La stratégie de dépistage est basée en premier lieu sur un examen clinique complet lors du bilan prégreffe et de ses réactualisations annuelles. En cas de découverte de tumeur, le projet de greffe est rarement définitivement abandonné mais doit être repoussé, en fonction du type et de l’extension de la tumeur de quelques mois (carcinome tubulo-papillaire de découverte fortuite sur MMA) à plusieurs années.

C. Donneurs décédés

1. Types de donneurs

Les prélèvements d’organes peuvent être réalisés chez deux types de donneurs :

  • donneurs décédés de mort encéphalique (DDME) : ce sont les donneurs d’organes « classiques » chez qui peuvent être prélevés les reins, le cœur, les poumons, le foie, le pancréas, l’intestin grêle.

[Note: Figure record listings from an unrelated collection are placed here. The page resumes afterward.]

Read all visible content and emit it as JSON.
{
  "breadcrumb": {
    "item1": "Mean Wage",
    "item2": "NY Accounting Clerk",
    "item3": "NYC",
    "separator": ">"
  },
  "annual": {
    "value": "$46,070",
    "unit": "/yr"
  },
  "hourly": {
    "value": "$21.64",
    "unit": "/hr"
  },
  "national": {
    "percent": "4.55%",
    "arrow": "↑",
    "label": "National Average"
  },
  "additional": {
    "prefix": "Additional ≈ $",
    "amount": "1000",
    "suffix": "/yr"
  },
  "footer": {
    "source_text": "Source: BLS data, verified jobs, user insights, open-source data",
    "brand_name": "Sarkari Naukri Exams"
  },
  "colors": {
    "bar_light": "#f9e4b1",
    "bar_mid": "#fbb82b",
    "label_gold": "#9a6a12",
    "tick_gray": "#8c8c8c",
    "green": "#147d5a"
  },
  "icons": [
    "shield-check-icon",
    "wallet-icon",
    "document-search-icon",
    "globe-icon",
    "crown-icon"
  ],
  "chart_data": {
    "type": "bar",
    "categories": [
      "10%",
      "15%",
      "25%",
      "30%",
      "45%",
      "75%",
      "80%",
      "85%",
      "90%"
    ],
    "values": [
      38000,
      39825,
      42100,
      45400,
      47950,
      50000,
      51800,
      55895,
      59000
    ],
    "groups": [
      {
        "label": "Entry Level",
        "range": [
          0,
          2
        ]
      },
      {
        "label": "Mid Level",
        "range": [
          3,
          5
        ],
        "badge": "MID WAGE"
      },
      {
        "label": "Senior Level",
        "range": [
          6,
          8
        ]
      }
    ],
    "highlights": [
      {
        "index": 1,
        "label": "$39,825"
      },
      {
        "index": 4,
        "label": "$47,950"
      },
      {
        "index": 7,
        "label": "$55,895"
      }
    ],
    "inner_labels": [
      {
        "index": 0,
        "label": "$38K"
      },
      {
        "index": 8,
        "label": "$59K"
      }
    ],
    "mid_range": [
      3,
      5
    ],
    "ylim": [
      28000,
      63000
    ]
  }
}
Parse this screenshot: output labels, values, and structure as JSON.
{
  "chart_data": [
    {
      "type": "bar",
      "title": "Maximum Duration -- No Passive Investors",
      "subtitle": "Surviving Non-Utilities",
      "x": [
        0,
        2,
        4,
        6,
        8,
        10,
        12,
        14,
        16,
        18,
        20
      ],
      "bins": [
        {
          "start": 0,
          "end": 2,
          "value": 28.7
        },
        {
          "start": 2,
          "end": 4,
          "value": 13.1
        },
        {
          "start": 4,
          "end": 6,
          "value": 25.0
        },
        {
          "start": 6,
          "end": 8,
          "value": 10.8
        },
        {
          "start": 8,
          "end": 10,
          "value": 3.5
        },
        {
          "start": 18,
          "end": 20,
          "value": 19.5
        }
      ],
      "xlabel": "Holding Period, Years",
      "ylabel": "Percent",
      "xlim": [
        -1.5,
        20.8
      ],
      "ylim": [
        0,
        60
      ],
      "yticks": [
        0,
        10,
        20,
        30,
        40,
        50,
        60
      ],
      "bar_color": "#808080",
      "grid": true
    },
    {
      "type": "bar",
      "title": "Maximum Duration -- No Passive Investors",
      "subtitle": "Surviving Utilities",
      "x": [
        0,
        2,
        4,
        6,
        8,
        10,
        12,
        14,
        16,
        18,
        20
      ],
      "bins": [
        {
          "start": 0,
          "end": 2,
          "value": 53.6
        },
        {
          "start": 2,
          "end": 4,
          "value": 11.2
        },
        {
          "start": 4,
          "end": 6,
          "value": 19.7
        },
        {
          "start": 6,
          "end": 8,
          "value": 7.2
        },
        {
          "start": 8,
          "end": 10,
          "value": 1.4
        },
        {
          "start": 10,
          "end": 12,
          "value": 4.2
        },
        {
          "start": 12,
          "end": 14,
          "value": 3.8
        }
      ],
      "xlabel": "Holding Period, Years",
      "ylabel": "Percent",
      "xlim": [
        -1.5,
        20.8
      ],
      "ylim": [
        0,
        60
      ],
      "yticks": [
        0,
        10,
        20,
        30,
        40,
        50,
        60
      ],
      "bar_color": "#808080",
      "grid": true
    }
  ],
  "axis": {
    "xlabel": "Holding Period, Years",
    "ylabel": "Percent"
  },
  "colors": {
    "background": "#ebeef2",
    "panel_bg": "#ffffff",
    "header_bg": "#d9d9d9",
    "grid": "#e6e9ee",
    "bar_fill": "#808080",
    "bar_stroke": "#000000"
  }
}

Les conditions de déclaration de décès et d’éligibilité au don d’organe sont détaillées plus loin ;
  • donneurs décédés après arrêt cardiaque (DDAC) : seuls les reins et le foie sont à l’heure actuelle prélevés chez ce type de donneur. Le protocole de greffe à partir de DDAC a débuté en France en 2006, initialement en transplantation rénale puis en transplantation hépatique depuis 2009. Compte tenu de la survenue d’une ischémie chaude, et donc du risque de non-fonction primaire du greffon ou de reprise retardée de fonction plus importants qu’avec les DDME, la sélection des donneurs et les conditions de prélèvement, en particulier en termes de délai, sont régis par des directives strictes. Pour être éligible à une greffe à partir d’un DDAC, un receveur doit être âgé de moins de 65 ans, ne pas présenter d’immunisation anti-HLA et avoir signé un consentement préalable. L’inscription sur cette liste particulière est parallèle à l’inscription sur la liste d’attente classique, et en cas d’échec de transplantation le patient est réinscrit sans perdre son ancienneté.

2. Bilan

Le bilan réalisé chez les donneurs d’organes après mort encéphalique ou arrêt cardiaque est forcément limité par les délais courts imposés avant le prélèvement d’organes. Ce bilan a deux objectifs :

  • évaluer la fonction des organes afin de déterminer lesquels sont proposables au don et de permettre aux équipes d’accepter ou de refuser un greffon pour un receveur donné en fonction des données médicales ;
  • dépister les pathologies infectieuses ou tumorales susceptibles d’être transmises aux receveurs lors de la transplantation.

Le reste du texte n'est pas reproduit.